NYT: Michael Cohen is going to testify to Congress: "In furtherance of my commitment to cooperate and provide the American people with answers, I have accepted the invitation by Chairman Elijah Cummings to appear publicly on February 7th." (That gives Twitter less than a month to buy more servers...)

4

I.T. Phone Home

"At one point, Mr. Rodriguez told jurors, Mr. Guzmán asked him to install a feature on the phones that allowed him to remotely — and secretly — activate their microphones. Then Mr. Guzmán would play a little game, Mr. Rodriguez said. He would call people who had the 'special' phones and chat with them for a while then hang up, activate the microphone and listen to what they said about him." It turns out, El Chapo wasn't the only one who would get to hear these conversations. NYT: Kingpin Used Spyware to Obsessively Monitor His Wife and Mistress. (Then the FBI flipped his IT guy.)

5

Shameless

"America is a force for good in the Middle East ... The age of self-inflicted American shame is over, and so are the policies that produced so much needless suffering." In Cairo, Pompeo Slams Obama's Mideast Policies.

6

What’s Your Major (Food Group)?

"The report shows 'that food insecurity is a college-completion issue ... We're undermining our federal investment in financial aid by not paying attention to this. We have to stop pretending like living expenses are not educational expenses." The Atlantic: Millions of College Students Are Going Hungry.

7

False Start

"Older users shared more fake news than younger ones regardless of education, sex, race, income, or how many links they shared. In fact, age predicted their behavior better than any other characteristic — including party affiliation." The Verge: People older than 65 share the most fake news. (These numbers might be skewed by a certain 72 year-old...)
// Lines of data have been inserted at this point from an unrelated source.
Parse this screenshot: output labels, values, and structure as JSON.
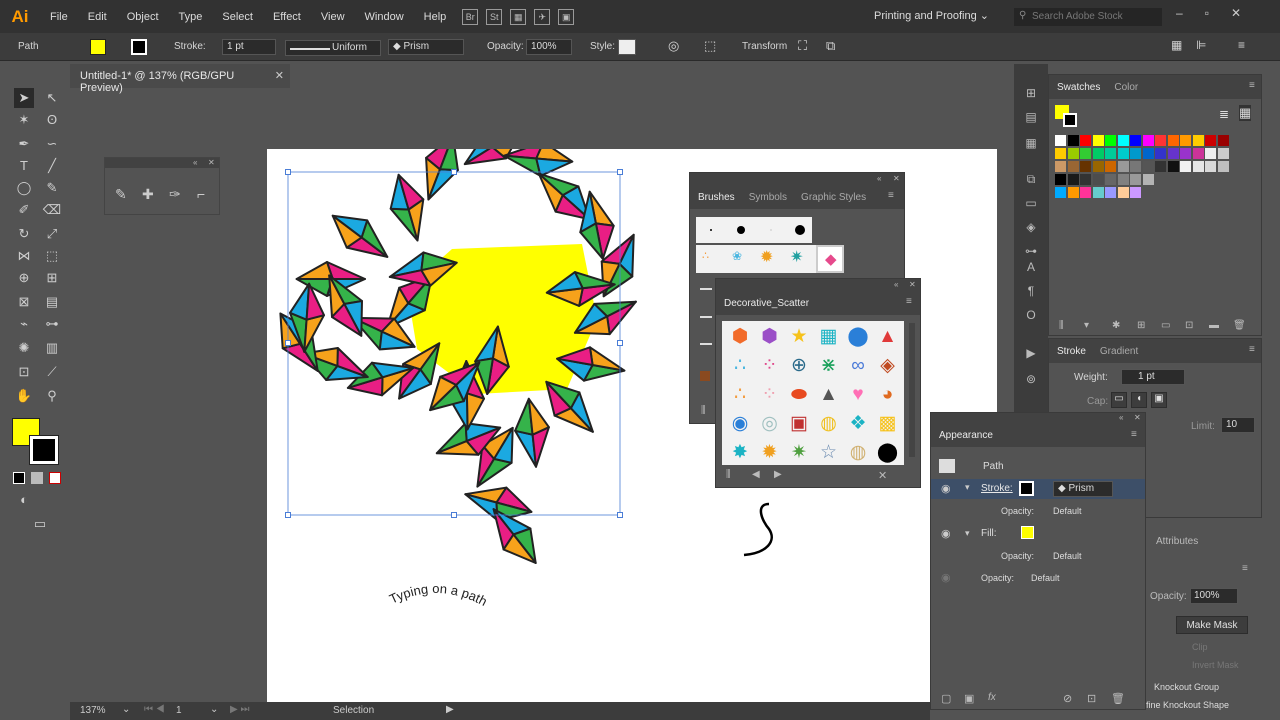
{
  "app": {
    "logo": "Ai"
  },
  "menu": [
    "File",
    "Edit",
    "Object",
    "Type",
    "Select",
    "Effect",
    "View",
    "Window",
    "Help"
  ],
  "bridge_icons": [
    "Br",
    "St"
  ],
  "workspace": "Printing and Proofing",
  "stock_search_placeholder": "Search Adobe Stock",
  "control": {
    "selection_label": "Path",
    "stroke_label": "Stroke:",
    "stroke_value": "1 pt",
    "profile": "Uniform",
    "brush": "Prism",
    "opacity_label": "Opacity:",
    "opacity_value": "100%",
    "style_label": "Style:",
    "transform": "Transform"
  },
  "document_tab": "Untitled-1* @ 137% (RGB/GPU Preview)",
  "artwork": {
    "text_on_path": "Typing on a path"
  },
  "brushes_panel": {
    "tabs": [
      "Brushes",
      "Symbols",
      "Graphic Styles"
    ]
  },
  "scatter_library": {
    "title": "Decorative_Scatter"
  },
  "swatches_panel": {
    "tabs": [
      "Swatches",
      "Color"
    ]
  },
  "stroke_panel": {
    "tabs": [
      "Stroke",
      "Gradient"
    ],
    "weight_label": "Weight:",
    "weight_value": "1 pt",
    "cap_label": "Cap:",
    "limit_label": "Limit:",
    "limit_value": "10"
  },
  "appearance_panel": {
    "title": "Appearance",
    "object": "Path",
    "stroke_label": "Stroke:",
    "stroke_brush": "Prism",
    "opacity1": "Opacity:",
    "opacity1_value": "Default",
    "fill_label": "Fill:",
    "opacity2": "Opacity:",
    "opacity2_value": "Default",
    "opacity3": "Opacity:",
    "opacity3_value": "Default"
  },
  "transparency_panel": {
    "attributes": "Attributes",
    "opacity_label": "Opacity:",
    "opacity_value": "100%",
    "make_mask": "Make Mask",
    "clip": "Clip",
    "invert_mask": "Invert Mask",
    "knockout_group": "Knockout Group",
    "knockout_shape": "fine Knockout Shape"
  },
  "status": {
    "zoom": "137%",
    "artboard": "1",
    "tool": "Selection"
  },
  "colors": {
    "fill": "#ffff00",
    "stroke": "#000000",
    "accent": "#ff9a00"
  }
}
+ Buzzfeed with a lede that summarizes an era: "A study that claimed to explain why falsehoods go viral — findings that were widely covered by the media — has turned out to itself be false."

8

Don’t Blame Canada

"She turned down Cornell and Duke in the U.S. Her reasons were clear: The anti-immigrant rhetoric from the Trump administration made her nervous. And Canada had an additional draw: She can stay up to three years after she graduates and doesn't need a job offer to apply for a work permit. 'I wanted to be sure that wherever I go to study, I have the opportunity to stay and work for a bit.'" How foreign talent is powering Canada's economic boom.

9

The Weighting is the Hardest Part

"Some days, when I see that disaster staring back, I get so mad that I pound my gut with my fists, as if I could beat the fat out of me. Other times, the sight sinks me into a blue fog that can ruin an hour or a morning or a day. But most of the time what I feel is sadness over how much life I've wasted. When I was a kid, I never climbed a tree or learned to swim. When I was in my 20s, I never took a girl home from a bar. Now I'm 50, and I've never hiked a mountain or ridden a skateboard or done a cartwheel. I've missed out on so many adventures, so many good times, because I was too fat to try. Sometimes, when I could've tried anyway, I didn't have the courage. I've done a lot of things I'm proud of. But I've never believed I could do anything truly great, because I've failed so many times at the one crucial challenge in my life. What the hell is wrong with me?" Tommy Tomlinson in The Atlantic: The Weight I Carry - What it's like to be too big in America.

10

Bottom of the News

"Despite the fact that they've moved on in other ways — covering their own bills, paying off student loans, contributing to retirement accounts, getting married, even having children — both parents and the adult children whose data usage they're paying for are reluctant to change the status quo." Why so many financially independent adults are still on their parents' phone plans. (I'd still be using my parents' rotary phone, but the cord isn't long enough...)

+ Mental Floss: Fifty things turning fifty in 2019.